Mathematician W. Timothy Gowers has a great essay called “The two cultures of mathematics“. He identifies two kinds of mathematicians (“theory builders” and “problems solvers”), shows that one kind tends to misunderstand and look down on the other, and explains in concrete detail why mathematics needs both cultures.
Question: are there good essays or books like this for other scholarly fields? Essays or books providing a taxonomy of two (or more) research “cultures” within the field, showing that those cultures often misunderstand/dislike/devalue one another, and arguing that the field actually needs all those cultures in order to reach its full potential?
I’ll also accept nominations of essays and books bemoaning a lack of diversity of research “cultures” within a scholarly field. For instance, Lee Smolin’s The Trouble With Physics, arguing that it’s been bad for fundamental physics to put all of its eggs in the basket of a single theoretical approach (string theory).
Hah, after reading the title, I immediately thought of Gower’s essay (as well as the older one by C.P. Snow on which the title is based). Now I can’t come here and comment that one!
Still within Mathematics is Freeman Dyson’s “Birds and Frogs” (https://www.ams.org/notices/200902/rtx090200212p.pdf).

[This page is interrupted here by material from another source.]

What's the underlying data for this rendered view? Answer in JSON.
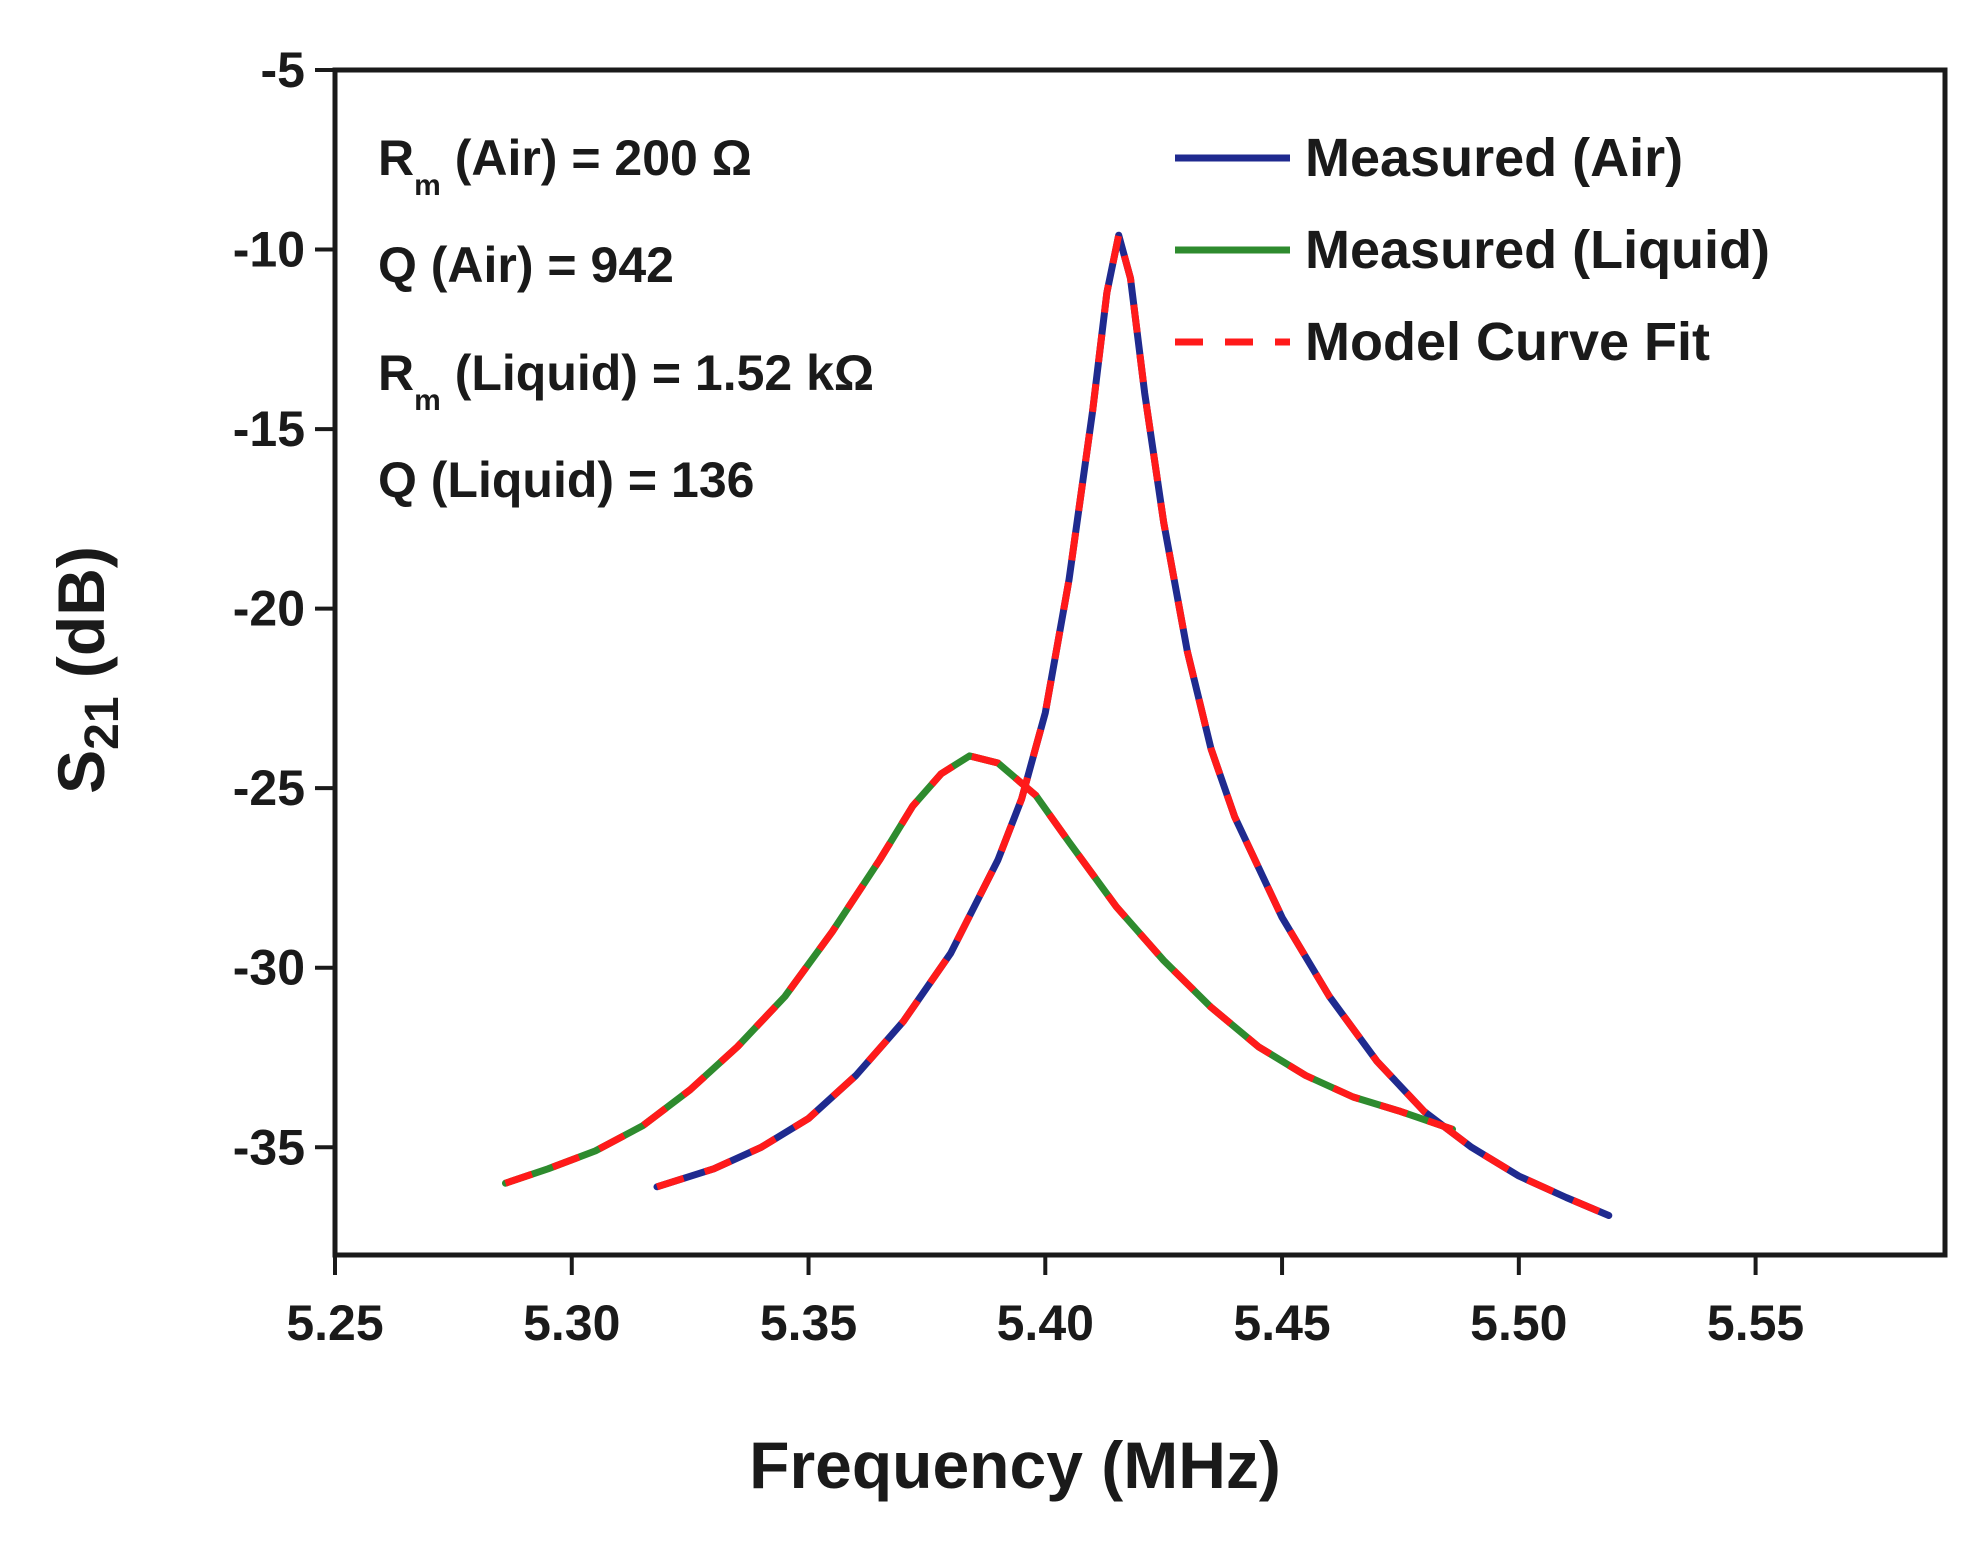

I’d be keen to see similar things in Ecology or other fields though!
Sharon Kingsland has to be read as a book length treatment of the cultural gap between the theoretical modellers and field ecologists as much as it is a history of ecology.

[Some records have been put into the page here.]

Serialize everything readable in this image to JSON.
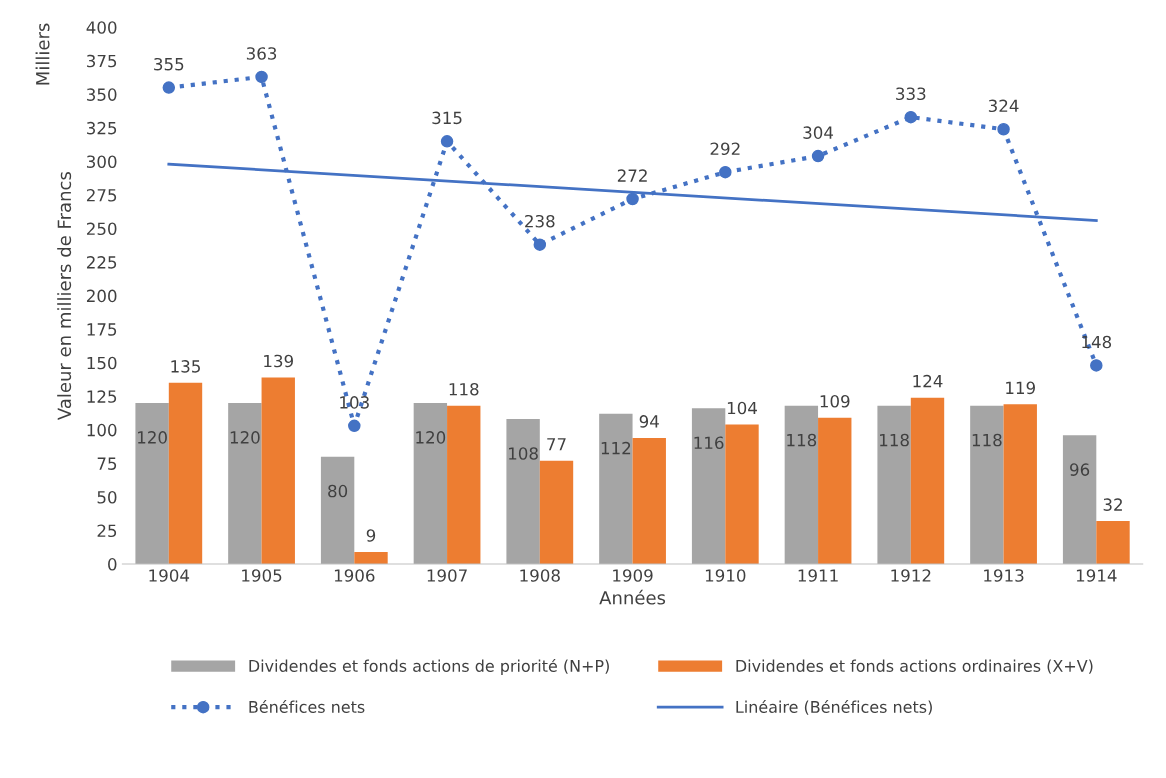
{
  "chart_data": {
    "type": "bar",
    "xlabel": "Années",
    "ylabel": "Valeur en milliers de Francs",
    "annotations": [
      "Milliers"
    ],
    "categories": [
      "1904",
      "1905",
      "1906",
      "1907",
      "1908",
      "1909",
      "1910",
      "1911",
      "1912",
      "1913",
      "1914"
    ],
    "series": [
      {
        "name": "Dividendes et fonds actions de priorité (N+P)",
        "color": "#a5a5a5",
        "data_labels": true,
        "values": [
          120,
          120,
          80,
          120,
          108,
          112,
          116,
          118,
          118,
          118,
          96
        ]
      },
      {
        "name": "Dividendes et fonds actions ordinaires (X+V)",
        "color": "#ed7d31",
        "data_labels": true,
        "values": [
          135,
          139,
          9,
          118,
          77,
          94,
          104,
          109,
          124,
          119,
          32
        ]
      },
      {
        "name": "Bénéfices nets",
        "type": "line",
        "color": "#4472c4",
        "marker": "circle",
        "line_style": "dotted",
        "data_labels": true,
        "values": [
          355,
          363,
          103,
          315,
          238,
          272,
          292,
          304,
          333,
          324,
          148
        ]
      },
      {
        "name": "Linéaire (Bénéfices nets)",
        "type": "line",
        "color": "#4472c4",
        "marker": "none",
        "line_style": "solid",
        "values": [
          298,
          null,
          null,
          null,
          null,
          null,
          null,
          null,
          null,
          null,
          256
        ]
      }
    ],
    "ylim": [
      0,
      400
    ],
    "yticks": [
      0,
      25,
      50,
      75,
      100,
      125,
      150,
      175,
      200,
      225,
      250,
      275,
      300,
      325,
      350,
      375,
      400
    ],
    "grid": false,
    "legend": "bottom"
  }
}
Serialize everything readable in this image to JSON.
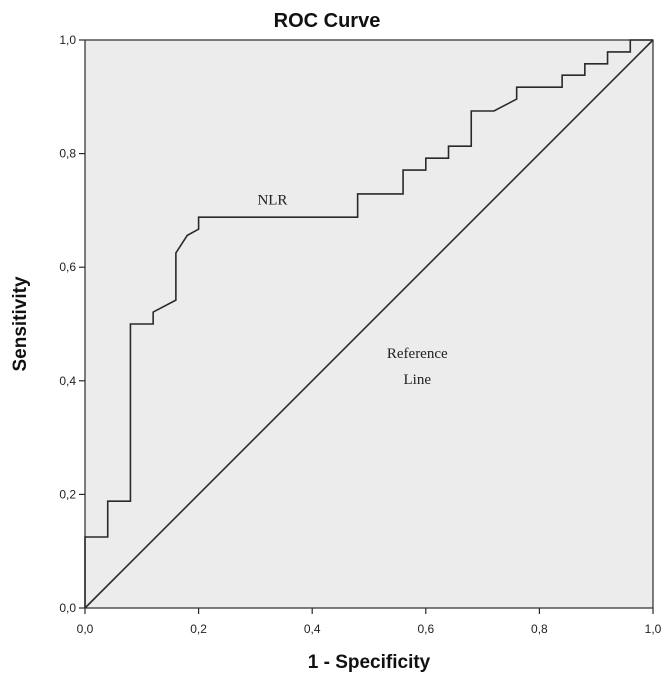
{
  "chart_data": {
    "type": "line",
    "title": "ROC Curve",
    "xlabel": "1 - Specificity",
    "ylabel": "Sensitivity",
    "xlim": [
      0,
      1
    ],
    "ylim": [
      0,
      1
    ],
    "xticks": [
      "0,0",
      "0,2",
      "0,4",
      "0,6",
      "0,8",
      "1,0"
    ],
    "yticks": [
      "0,0",
      "0,2",
      "0,4",
      "0,6",
      "0,8",
      "1,0"
    ],
    "grid": false,
    "plot_background": "#ececec",
    "series": [
      {
        "name": "NLR",
        "color": "#2a2a2a",
        "x": [
          0.0,
          0.0,
          0.04,
          0.04,
          0.08,
          0.08,
          0.12,
          0.12,
          0.16,
          0.16,
          0.18,
          0.2,
          0.2,
          0.48,
          0.48,
          0.56,
          0.56,
          0.6,
          0.6,
          0.64,
          0.64,
          0.68,
          0.68,
          0.72,
          0.76,
          0.76,
          0.84,
          0.84,
          0.88,
          0.88,
          0.92,
          0.92,
          0.96,
          0.96,
          1.0
        ],
        "y": [
          0.0,
          0.125,
          0.125,
          0.188,
          0.188,
          0.5,
          0.5,
          0.521,
          0.542,
          0.625,
          0.656,
          0.667,
          0.688,
          0.688,
          0.729,
          0.729,
          0.771,
          0.771,
          0.792,
          0.792,
          0.813,
          0.813,
          0.875,
          0.875,
          0.896,
          0.917,
          0.917,
          0.938,
          0.938,
          0.958,
          0.958,
          0.979,
          0.979,
          1.0,
          1.0
        ]
      },
      {
        "name": "Reference Line",
        "color": "#2a2a2a",
        "x": [
          0.0,
          1.0
        ],
        "y": [
          0.0,
          1.0
        ]
      }
    ],
    "annotations": [
      {
        "text": "NLR",
        "x": 0.33,
        "y": 0.71
      },
      {
        "text_lines": [
          "Reference",
          "Line"
        ],
        "x": 0.585,
        "y": 0.44
      }
    ]
  }
}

Otherwise, in ecology I think “my way is the right way to do ecology” is a much more common essay than “here’s two ways, we need both”. I can’t think of an example of the inclusive sort (Kingsland is a historian so hers doesn’t count against this comment) in ecology but plenty for the one best way (=my way). Don’t know what that says about the field of ecology, but I think its a consistent pattern.
“Otherwise, in ecology I think “my way is the right way to do ecology” is a much more common essay than “here’s two ways, we need both”. ”

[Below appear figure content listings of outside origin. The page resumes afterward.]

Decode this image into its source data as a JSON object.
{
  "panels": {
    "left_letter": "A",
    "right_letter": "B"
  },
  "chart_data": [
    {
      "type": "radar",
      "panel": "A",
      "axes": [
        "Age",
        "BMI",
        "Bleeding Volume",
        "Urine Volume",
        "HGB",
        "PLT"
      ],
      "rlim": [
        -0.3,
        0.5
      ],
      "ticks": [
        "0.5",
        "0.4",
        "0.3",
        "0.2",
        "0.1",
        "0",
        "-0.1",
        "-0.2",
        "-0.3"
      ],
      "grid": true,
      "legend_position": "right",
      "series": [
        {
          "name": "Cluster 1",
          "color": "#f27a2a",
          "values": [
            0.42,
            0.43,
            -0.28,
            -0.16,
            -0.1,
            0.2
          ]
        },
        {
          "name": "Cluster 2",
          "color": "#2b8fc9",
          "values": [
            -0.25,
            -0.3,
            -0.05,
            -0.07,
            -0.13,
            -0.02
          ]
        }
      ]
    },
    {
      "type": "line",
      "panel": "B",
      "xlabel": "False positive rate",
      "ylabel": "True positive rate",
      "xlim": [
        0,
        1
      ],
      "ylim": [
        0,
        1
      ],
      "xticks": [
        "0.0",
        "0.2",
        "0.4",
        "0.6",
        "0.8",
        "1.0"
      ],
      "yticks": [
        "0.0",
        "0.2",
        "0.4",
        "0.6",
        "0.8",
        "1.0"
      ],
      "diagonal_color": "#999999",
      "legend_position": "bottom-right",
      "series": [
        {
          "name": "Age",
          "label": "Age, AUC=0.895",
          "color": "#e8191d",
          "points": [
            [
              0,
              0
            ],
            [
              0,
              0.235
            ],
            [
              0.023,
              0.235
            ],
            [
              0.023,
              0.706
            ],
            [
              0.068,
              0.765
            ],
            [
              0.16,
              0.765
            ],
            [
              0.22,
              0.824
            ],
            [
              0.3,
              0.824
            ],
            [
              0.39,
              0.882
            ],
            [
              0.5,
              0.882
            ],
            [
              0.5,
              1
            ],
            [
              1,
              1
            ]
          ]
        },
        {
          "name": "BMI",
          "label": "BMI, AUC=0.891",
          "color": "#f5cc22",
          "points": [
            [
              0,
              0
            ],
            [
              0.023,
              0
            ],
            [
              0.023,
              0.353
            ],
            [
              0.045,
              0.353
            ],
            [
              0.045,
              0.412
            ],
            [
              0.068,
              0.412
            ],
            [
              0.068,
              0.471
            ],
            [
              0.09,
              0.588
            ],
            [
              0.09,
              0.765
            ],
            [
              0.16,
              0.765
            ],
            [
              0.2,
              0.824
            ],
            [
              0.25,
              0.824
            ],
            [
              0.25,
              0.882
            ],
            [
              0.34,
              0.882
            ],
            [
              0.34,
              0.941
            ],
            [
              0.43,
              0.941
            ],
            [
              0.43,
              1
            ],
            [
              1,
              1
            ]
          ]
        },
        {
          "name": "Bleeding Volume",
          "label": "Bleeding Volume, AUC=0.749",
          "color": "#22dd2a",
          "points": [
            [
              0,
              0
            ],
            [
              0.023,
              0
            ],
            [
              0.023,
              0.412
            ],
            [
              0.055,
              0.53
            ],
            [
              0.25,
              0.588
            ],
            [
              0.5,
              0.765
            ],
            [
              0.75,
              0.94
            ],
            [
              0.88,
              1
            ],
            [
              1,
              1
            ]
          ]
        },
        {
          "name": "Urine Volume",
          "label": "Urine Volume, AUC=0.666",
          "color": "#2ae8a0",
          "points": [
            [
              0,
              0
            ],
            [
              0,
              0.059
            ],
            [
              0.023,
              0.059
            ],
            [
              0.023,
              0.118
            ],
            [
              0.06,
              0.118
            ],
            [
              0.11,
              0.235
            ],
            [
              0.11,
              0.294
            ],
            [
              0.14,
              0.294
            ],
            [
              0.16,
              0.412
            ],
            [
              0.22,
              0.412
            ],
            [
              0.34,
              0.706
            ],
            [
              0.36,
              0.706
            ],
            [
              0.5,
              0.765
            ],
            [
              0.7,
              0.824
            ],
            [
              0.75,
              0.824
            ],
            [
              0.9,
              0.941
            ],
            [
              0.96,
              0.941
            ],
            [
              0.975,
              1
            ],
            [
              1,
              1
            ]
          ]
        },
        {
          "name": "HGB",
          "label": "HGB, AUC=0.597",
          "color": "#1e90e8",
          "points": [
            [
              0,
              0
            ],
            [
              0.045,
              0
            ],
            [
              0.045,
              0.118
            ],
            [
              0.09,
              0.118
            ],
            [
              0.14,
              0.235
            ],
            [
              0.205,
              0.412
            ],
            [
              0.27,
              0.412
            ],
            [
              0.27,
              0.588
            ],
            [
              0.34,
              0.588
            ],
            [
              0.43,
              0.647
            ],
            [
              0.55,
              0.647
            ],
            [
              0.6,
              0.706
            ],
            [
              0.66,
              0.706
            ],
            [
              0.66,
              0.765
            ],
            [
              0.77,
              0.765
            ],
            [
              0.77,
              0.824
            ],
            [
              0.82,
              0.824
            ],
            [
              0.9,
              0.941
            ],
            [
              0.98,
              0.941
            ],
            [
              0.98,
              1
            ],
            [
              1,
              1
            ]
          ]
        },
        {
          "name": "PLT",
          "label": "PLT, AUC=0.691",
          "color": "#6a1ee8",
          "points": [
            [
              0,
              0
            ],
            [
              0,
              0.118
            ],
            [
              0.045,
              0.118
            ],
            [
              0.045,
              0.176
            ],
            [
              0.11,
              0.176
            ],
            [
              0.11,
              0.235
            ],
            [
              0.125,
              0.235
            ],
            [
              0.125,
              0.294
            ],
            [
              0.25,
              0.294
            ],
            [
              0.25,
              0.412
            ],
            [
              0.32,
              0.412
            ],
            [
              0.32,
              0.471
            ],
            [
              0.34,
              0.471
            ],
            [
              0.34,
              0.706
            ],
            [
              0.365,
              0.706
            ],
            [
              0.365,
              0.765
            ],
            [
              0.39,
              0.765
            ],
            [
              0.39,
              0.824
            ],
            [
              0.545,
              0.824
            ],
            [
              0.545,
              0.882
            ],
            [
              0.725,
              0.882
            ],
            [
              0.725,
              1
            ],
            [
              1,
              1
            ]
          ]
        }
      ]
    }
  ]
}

Agree. That’s why I’m hoping to be pointed to essays from other fields. I want some examples to point ecologists towards.
(Though on the other hand, maybe every field has lots of “my way is the Right Way” essays? But it’s only the rare Gowers-type essays that get any traction inside or outside the field?)
I had a roommate who was a physics grad student. It seemed to me like the theoreticians and the empiricists poked fun at each other a lot, but actually knew pretty darn well that they needed each other.
About the closest I can think of in ecology is the different approaches to modelling (and a somewhat similar version of May’s strategic vs tactical modelling, although I think it is clear he thinks strategic is superior). But these are recognizing and approving of fairly small differences to my mind.
And John Maynard Smith has a great video on reductionist vs emergent approaches to science in general (with application to the difference between himself and George Price). Honestly, I think every ecologist should watch this video. Its a spectacular example of “I can’t possible think differently but I know other people do and that is really important too”. https://egtheory.wordpress.com/2018/07/17/jms-reductive-vs-effective/
Oops – should have said “About the closest I can think of in ecology is the different approaches to modelling described by Levin’s triangle (and a somewhat …”
Hi Jeremy! I presume you’re familiar with Breiman’s “Statistical Modeling: The Two Cultures” (https://projecteuclid.org/journals/statistical-science/volume-16/issue-3/Statistical-Modeling–The-Two-Cultures-with-comments-and-a/10.1214/ss/1009213726.full). I think the rejoinders are also a good read.
Yes, I know that paper, thank you for the reminder of it. I don’t know the rejoinders, will have a look.
On the same topic, I’d recommend Galit Shmueli’s “To Explain or To Predict” ( https://www.stat.berkeley.edu/~aldous/157/Papers/shmueli.pdf ) and Brad Efron’s “Prediction, Estimation, and Attribution” ( https://www.tandfonline.com/doi/full/10.1080/01621459.2020.1762613 ). I think in general the incredible rise of prediction, plus Breiman’s original paper, has inspired a lot of this genre in statistics as of late.
It’s not an essay, but in my book I contrast the (i) process-first vs. (ii) pattern-first approaches to community ecology. (i) Build some models that indicate how communities ought to look or behave if this or that process is important, then go see if they look or behave that way. (ii) Characterize patterns in community composition or diversity (e.g., latitudinal gradients) and then figure out why that pattern migh have come to be. There’s a more general treatment of different approaches (more than 2), not arguing that any are better, but that they can all be viewed through a different lens.
In agriculture, there is The Wizard and the Prophet, by Mann. I think he gets most of it right, but does not include some groups under Prophet that should be there (agroecologists). I may write a blog post on this now. Thanks for the post.
I got that book for Christmas, but haven’t gotten around to reading it yet.